Na ação, 210 pessoas foram detidas, sendo 89 imigrantes e 70 de origem africana. Muitos acusados estão sem defesa no processo. Devido à ausência de Defensoria Pública na cidade de Martinópolis, onde o processo se desenvolve.

O manifesto está disponível para assinatura neste link

A prisão

Durante a Operação Anteros, agentes da Polícia Civil entraram na casa de Falilatou, mas a migrante estava no trabalho; ela é vendedora ambulante no Brás, São Paulo. Ao retornar para casa, sem entender o que havia acontecido, a togolesa foi até a delegacia fazer um boletim de ocorrência sobre a invasão em sua casa. No mesmo momento, ela foi detida e informada da acusação de um crime que não cometeu.

Registros da casa de Falilatou após ação Policial
Disponibilizado pelo advogado de defesa de Falilatou
Registros da casa de Falilatou após ação Policial


"Como alguém que vai se apresentar na delegacia é levada assim? Para nós, isso tem a ver, absolutamente, com o fato de ela ser uma mulher negra, imigrante, que está numa situação de extrema vulnerabilidade aqui no Brasil", diz a vereadora.

A doutoranda em sociologia (Unicamp), advogada e integrante do Fórum Internacional Fontié Ki Kwaze – Fronteiras Cruzadas USP, Karina Quintanilha, explica esse processo de marginalização dos imigrantes. 

"O processo de marginalização de migrantes tem uma raiz histórica, bastante significativa.

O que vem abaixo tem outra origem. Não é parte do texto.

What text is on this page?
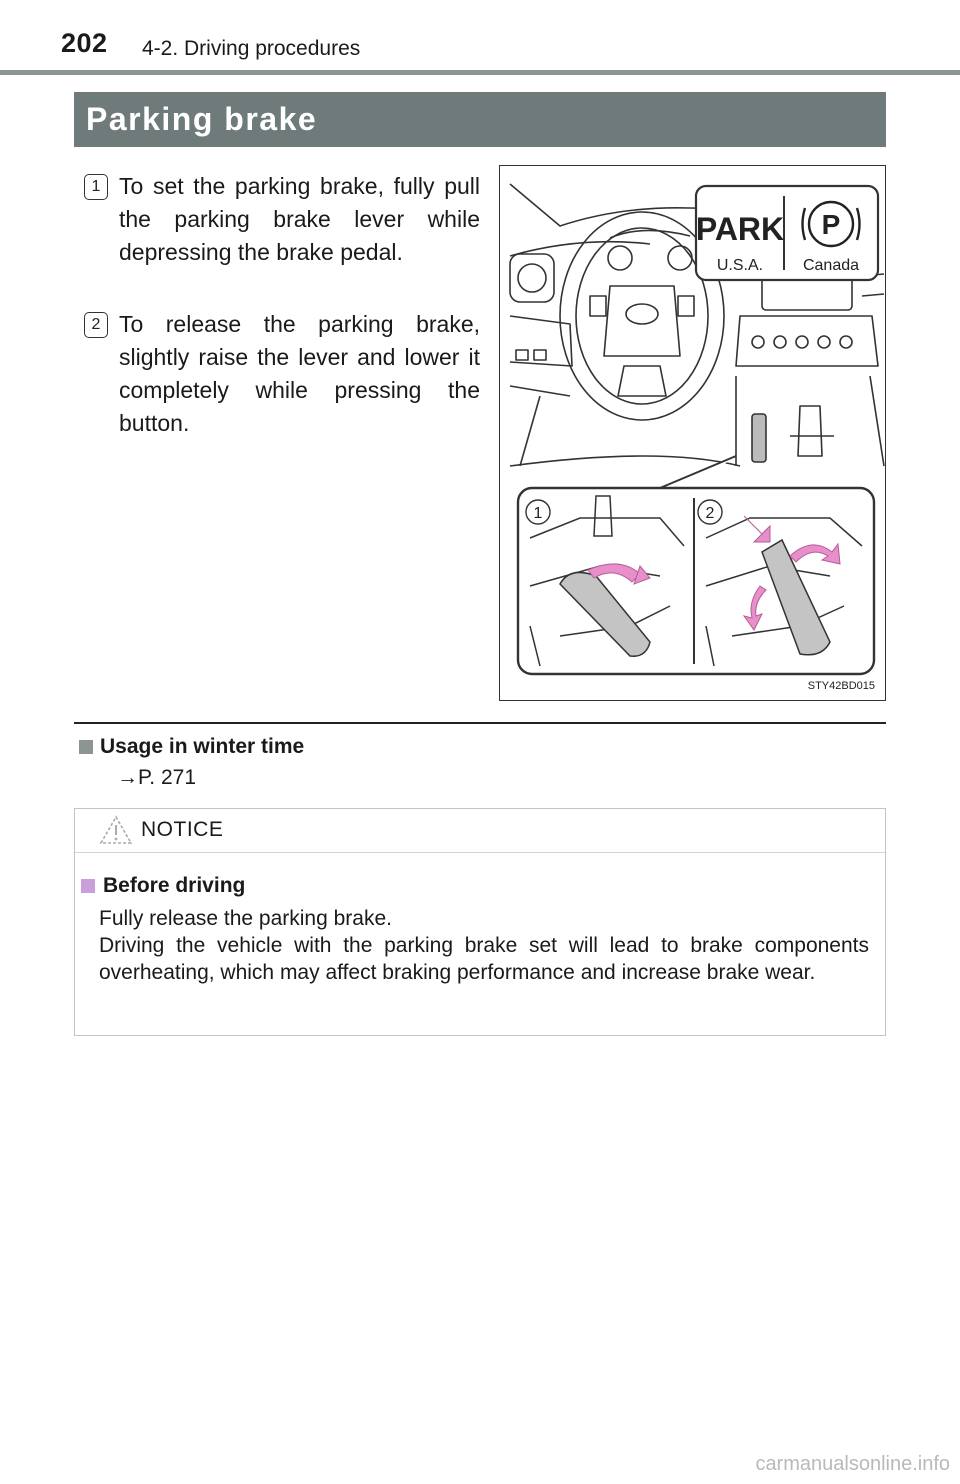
202 4-2. Driving procedures
Parking brake
1 To set the parking brake, fully pull the parking brake lever while depressing the brake pedal.
2 To release the parking brake, slightly raise the lever and lower it completely while pressing the button.
PARK
U.S.A.
P
Canada
1	2
STY42BD015
Usage in winter time
→P. 271
NOTICE
Before driving
Fully release the parking brake.
Driving the vehicle with the parking brake set will lead to brake components overheating, which may affect braking performance and increase brake wear.
carmanualsonline.info
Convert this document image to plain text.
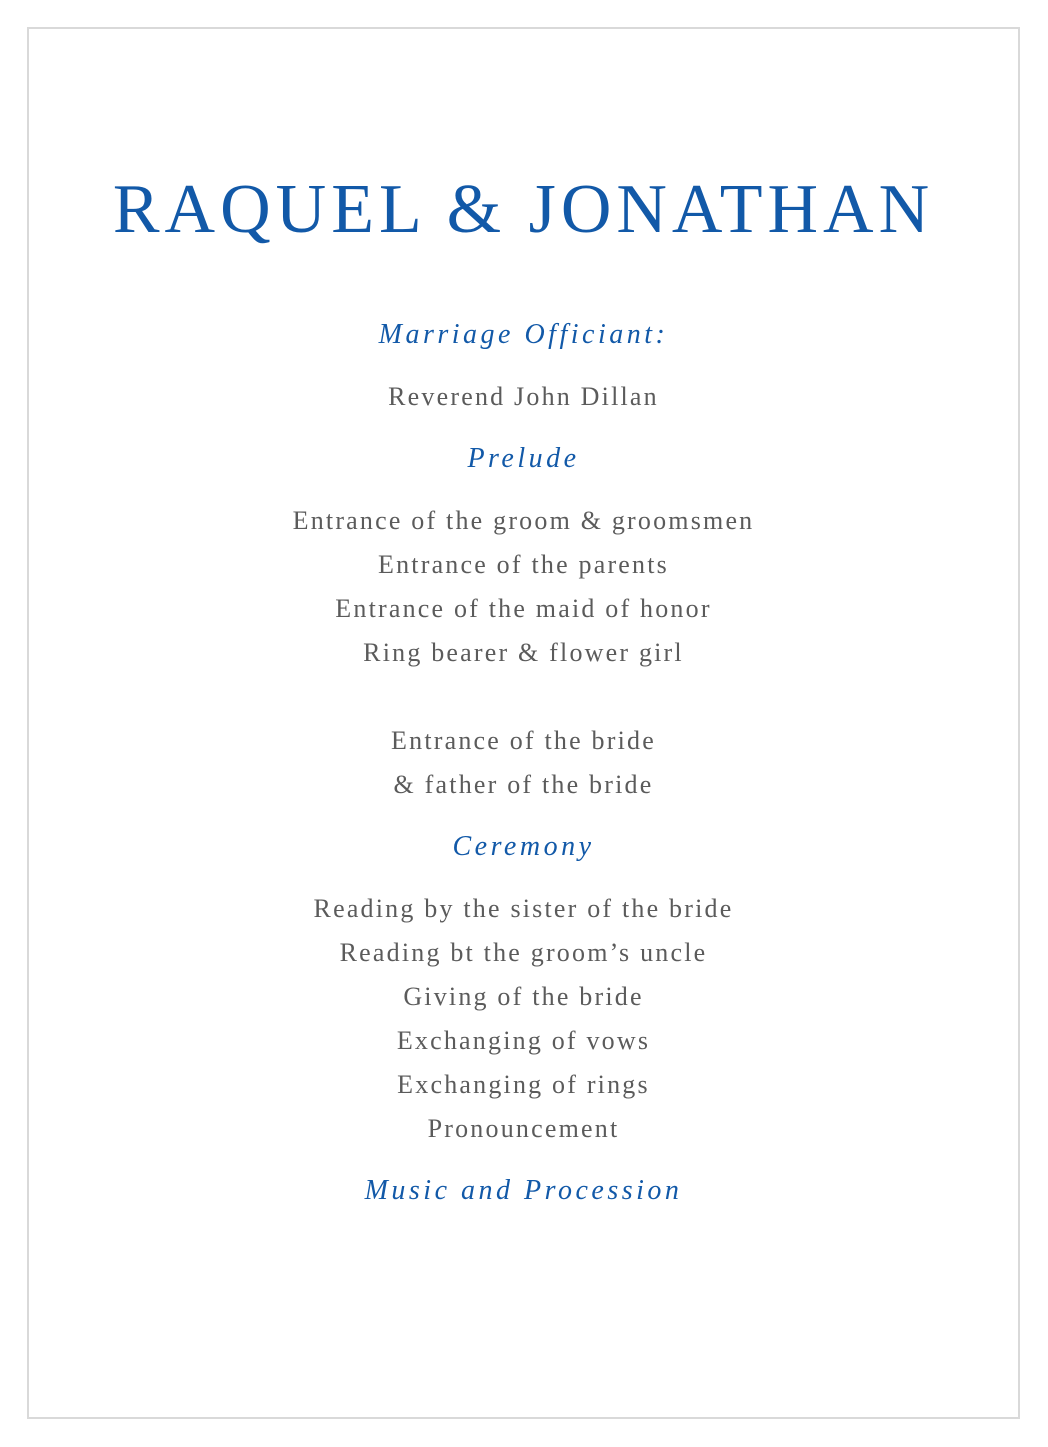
RAQUEL & JONATHAN
Marriage Officiant:
Reverend John Dillan
Prelude
Entrance of the groom & groomsmen
Entrance of the parents
Entrance of the maid of honor
Ring bearer & flower girl

Entrance of the bride
& father of the bride
Ceremony
Reading by the sister of the bride
Reading bt the groom’s uncle
Giving of the bride
Exchanging of vows
Exchanging of rings
Pronouncement
Music and Procession
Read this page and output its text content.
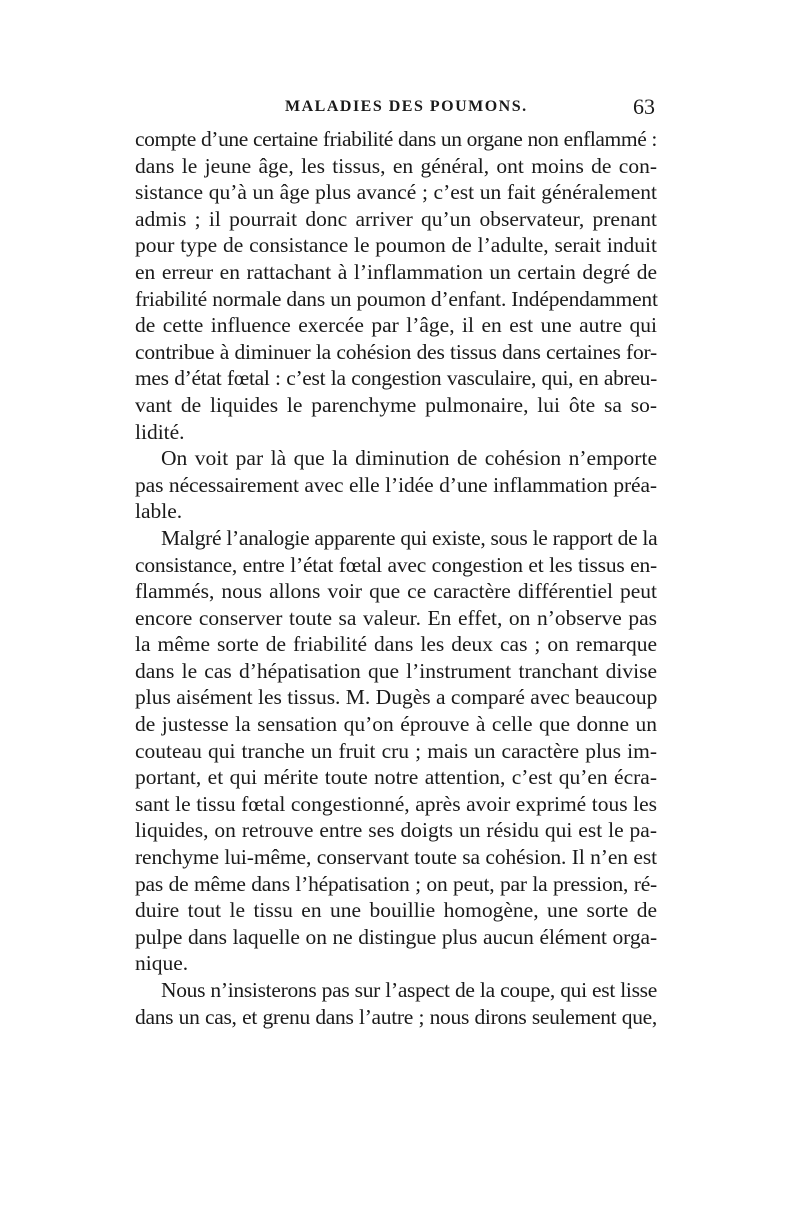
MALADIES DES POUMONS.	63
compte d’une certaine friabilité dans un organe non enflammé :
dans le jeune âge, les tissus, en général, ont moins de con-
sistance qu’à un âge plus avancé ; c’est un fait généralement
admis ; il pourrait donc arriver qu’un observateur, prenant
pour type de consistance le poumon de l’adulte, serait induit
en erreur en rattachant à l’inflammation un certain degré de
friabilité normale dans un poumon d’enfant. Indépendamment
de cette influence exercée par l’âge, il en est une autre qui
contribue à diminuer la cohésion des tissus dans certaines for-
mes d’état fœtal : c’est la congestion vasculaire, qui, en abreu-
vant de liquides le parenchyme pulmonaire, lui ôte sa so-
lidité.
On voit par là que la diminution de cohésion n’emporte
pas nécessairement avec elle l’idée d’une inflammation préa-
lable.
Malgré l’analogie apparente qui existe, sous le rapport de la
consistance, entre l’état fœtal avec congestion et les tissus en-
flammés, nous allons voir que ce caractère différentiel peut
encore conserver toute sa valeur. En effet, on n’observe pas
la même sorte de friabilité dans les deux cas ; on remarque
dans le cas d’hépatisation que l’instrument tranchant divise
plus aisément les tissus. M. Dugès a comparé avec beaucoup
de justesse la sensation qu’on éprouve à celle que donne un
couteau qui tranche un fruit cru ; mais un caractère plus im-
portant, et qui mérite toute notre attention, c’est qu’en écra-
sant le tissu fœtal congestionné, après avoir exprimé tous les
liquides, on retrouve entre ses doigts un résidu qui est le pa-
renchyme lui-même, conservant toute sa cohésion. Il n’en est
pas de même dans l’hépatisation ; on peut, par la pression, ré-
duire tout le tissu en une bouillie homogène, une sorte de
pulpe dans laquelle on ne distingue plus aucun élément orga-
nique.
Nous n’insisterons pas sur l’aspect de la coupe, qui est lisse
dans un cas, et grenu dans l’autre ; nous dirons seulement que,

Somente em 2017, conseguimos uma nova Lei de Migração , que substituiu o Estatuto do Estrangeiro, uma legislação da ditadura que tratava imigrantes como ameaça à segurança nacional, a partir de perspectiva de criminalização da migração", explica Quintanilha.

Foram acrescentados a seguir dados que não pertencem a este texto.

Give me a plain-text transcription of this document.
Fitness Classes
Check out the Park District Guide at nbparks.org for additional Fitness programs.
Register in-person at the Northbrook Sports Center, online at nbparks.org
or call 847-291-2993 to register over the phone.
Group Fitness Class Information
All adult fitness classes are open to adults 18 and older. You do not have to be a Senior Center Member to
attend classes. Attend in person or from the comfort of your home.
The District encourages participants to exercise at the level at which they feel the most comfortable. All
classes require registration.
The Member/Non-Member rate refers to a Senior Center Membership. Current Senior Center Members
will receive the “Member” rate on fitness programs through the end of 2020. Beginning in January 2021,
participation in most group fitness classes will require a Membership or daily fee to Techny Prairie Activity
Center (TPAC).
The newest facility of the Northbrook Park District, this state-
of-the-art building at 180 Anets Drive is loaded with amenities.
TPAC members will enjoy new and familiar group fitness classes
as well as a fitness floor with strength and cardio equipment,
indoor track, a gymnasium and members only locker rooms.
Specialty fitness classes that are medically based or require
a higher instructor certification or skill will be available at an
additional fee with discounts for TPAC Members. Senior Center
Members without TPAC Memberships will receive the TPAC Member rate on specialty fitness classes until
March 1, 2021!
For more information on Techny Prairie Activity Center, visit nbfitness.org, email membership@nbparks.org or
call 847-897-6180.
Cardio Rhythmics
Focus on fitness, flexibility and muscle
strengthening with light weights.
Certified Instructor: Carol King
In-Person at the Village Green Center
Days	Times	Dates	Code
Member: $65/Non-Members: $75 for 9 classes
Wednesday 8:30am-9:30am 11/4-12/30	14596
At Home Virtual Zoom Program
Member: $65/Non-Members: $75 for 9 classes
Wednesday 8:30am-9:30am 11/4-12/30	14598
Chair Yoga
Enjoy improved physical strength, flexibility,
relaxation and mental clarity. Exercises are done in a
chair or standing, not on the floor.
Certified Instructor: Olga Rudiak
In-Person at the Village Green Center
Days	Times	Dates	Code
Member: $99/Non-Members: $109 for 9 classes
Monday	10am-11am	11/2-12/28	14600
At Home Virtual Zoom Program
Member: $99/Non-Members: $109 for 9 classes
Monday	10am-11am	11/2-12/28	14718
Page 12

Segundo a pesquisadora, esse cenário explica a "forma como imigrantes, principalmente não brancos, foram tratados, juridicamente, como inferiores na legislação brasileira", acrescenta.


Segundo a defesa, todos os pedidos de revogação da prisão preventivas se quer foram analisados. O MPSP, por sua vez, afirmou que “todos os pedidos de revogação de prisão preventiva estão sendo analisados casuisticamente”. 

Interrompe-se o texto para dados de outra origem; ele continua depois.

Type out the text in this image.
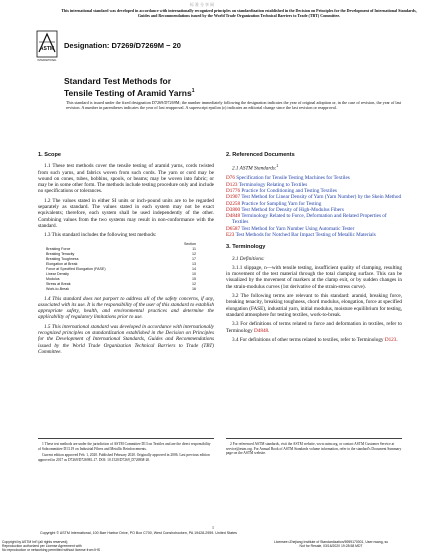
标准分享网
This international standard was developed in accordance with internationally recognized principles on standardization established in the Decision on Principles for the Development of International Standards, Guides and Recommendations issued by the World Trade Organization Technical Barriers to Trade (TBT) Committee.
ASTM
INTERNATIONAL
Designation: D7269/D7269M − 20
Standard Test Methods for
Tensile Testing of Aramid Yarns$^1$
This standard is issued under the fixed designation D7269/D7269M; the number immediately following the designation indicates the year of original adoption or, in the case of revision, the year of last revision. A number in parentheses indicates the year of last reapproval. A superscript epsilon (ε) indicates an editorial change since the last revision or reapproval.
1. Scope

1.1 These test methods cover the tensile testing of aramid yarns, cords twisted from such yarns, and fabrics woven from such cords. The yarn or cord may be wound on cones, tubes, bobbins, spools, or beams; may be woven into fabric; or may be in some other form. The methods include testing procedure only and include no specifications or tolerances.

1.2 The values stated in either SI units or inch-pound units are to be regarded separately as standard. The values stated in each system may not be exact equivalents; therefore, each system shall be used independently of the other. Combining values from the two systems may result in non-conformance with the standard.

1.3 This standard includes the following test methods:

Section
Breaking Force	11
Breaking Tenacity	12
Breaking Toughness	17
Elongation at Break	13
Force at Specified Elongation (FASE)	14
Linear Density	10
Modulus	15
Stress at Break	12
Work-to-Break	16

1.4 This standard does not purport to address all of the safety concerns, if any, associated with its use. It is the responsibility of the user of this standard to establish appropriate safety, health, and environmental practices and determine the applicability of regulatory limitations prior to use.

1.5 This international standard was developed in accordance with internationally recognized principles on standardization established in the Decision on Principles for the Development of International Standards, Guides and Recommendations issued by the World Trade Organization Technical Barriers to Trade (TBT) Committee.

2. Referenced Documents
2.1 ASTM Standards:$^2$
D76 Specification for Tensile Testing Machines for Textiles
D123 Terminology Relating to Textiles
D1776 Practice for Conditioning and Testing Textiles
D1907 Test Method for Linear Density of Yarn (Yarn Number) by the Skein Method
D2258 Practice for Sampling Yarn for Testing
D3800 Test Method for Density of High-Modulus Fibers
D4848 Terminology Related to Force, Deformation and Related Properties of Textiles
D6587 Test Method for Yarn Number Using Automatic Tester
E23 Test Methods for Notched Bar Impact Testing of Metallic Materials
3. Terminology

3.1 Definitions:

3.1.1 slippage, n—with tensile testing, insufficient quality of clamping, resulting in movement of the test material through the total clamping surface. This can be visualized by the movement of markers at the clamp exit, or by sudden changes in the strain-modulus curves (1st derivative of the strain-stress curve).

3.2 The following terms are relevant to this standard: aramid, breaking force, breaking tenacity, breaking toughness, chord modulus, elongation, force at specified elongation (FASE), industrial yarn, initial modulus, moisture equilibrium for testing, standard atmosphere for testing textiles, work-to-break.

3.3 For definitions of terms related to force and deformation in textiles, refer to Terminology D4848.

3.4 For definitions of other terms related to textiles, refer to Terminology D123.

1 These test methods are under the jurisdiction of ASTM Committee D13 on Textiles and are the direct responsibility of Subcommittee D13.19 on Industrial Fibers and Metallic Reinforcements.

Current edition approved Feb. 1, 2020. Published February 2020. Originally approved in 2006. Last previous edition approved in 2017 as D7269/D7269M–17. DOI: 10.1520/D7269_D7269M-20.

2 For referenced ASTM standards, visit the ASTM website, www.astm.org, or contact ASTM Customer Service at service@astm.org. For Annual Book of ASTM Standards volume information, refer to the standard's Document Summary page on the ASTM website.

1
Copyright © ASTM International, 100 Barr Harbor Drive, PO Box C700, West Conshohocken, PA 19428-2959. United States
Copyright by ASTM Int'l (all rights reserved);
Reproduction authorized per License Agreement with
No reproduction or networking permitted without license from IHS
Licensee=Zhejiang Institute of Standardization/5959170001, User=wang, su
Not for Resale, 03/16/2020 19:28:58 MDT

A Polícia Civil informa que os trabalhos da operação foram coordenados pela Divisão Especializada de Investigações Criminais (DEIC) de Presidente Prudente e pelo Departamento de Polícia Judiciária de São Paulo Interior 8 (Deinter 8) com apoio Departamento de Operações Policiais Estratégicas (DOPE) e demais departamentos da Polícia Civil de São Paulo e outras seis unidades federativas no inquérito policial que investiga os fatos relatados após 10 dias não retornando mais a unidade.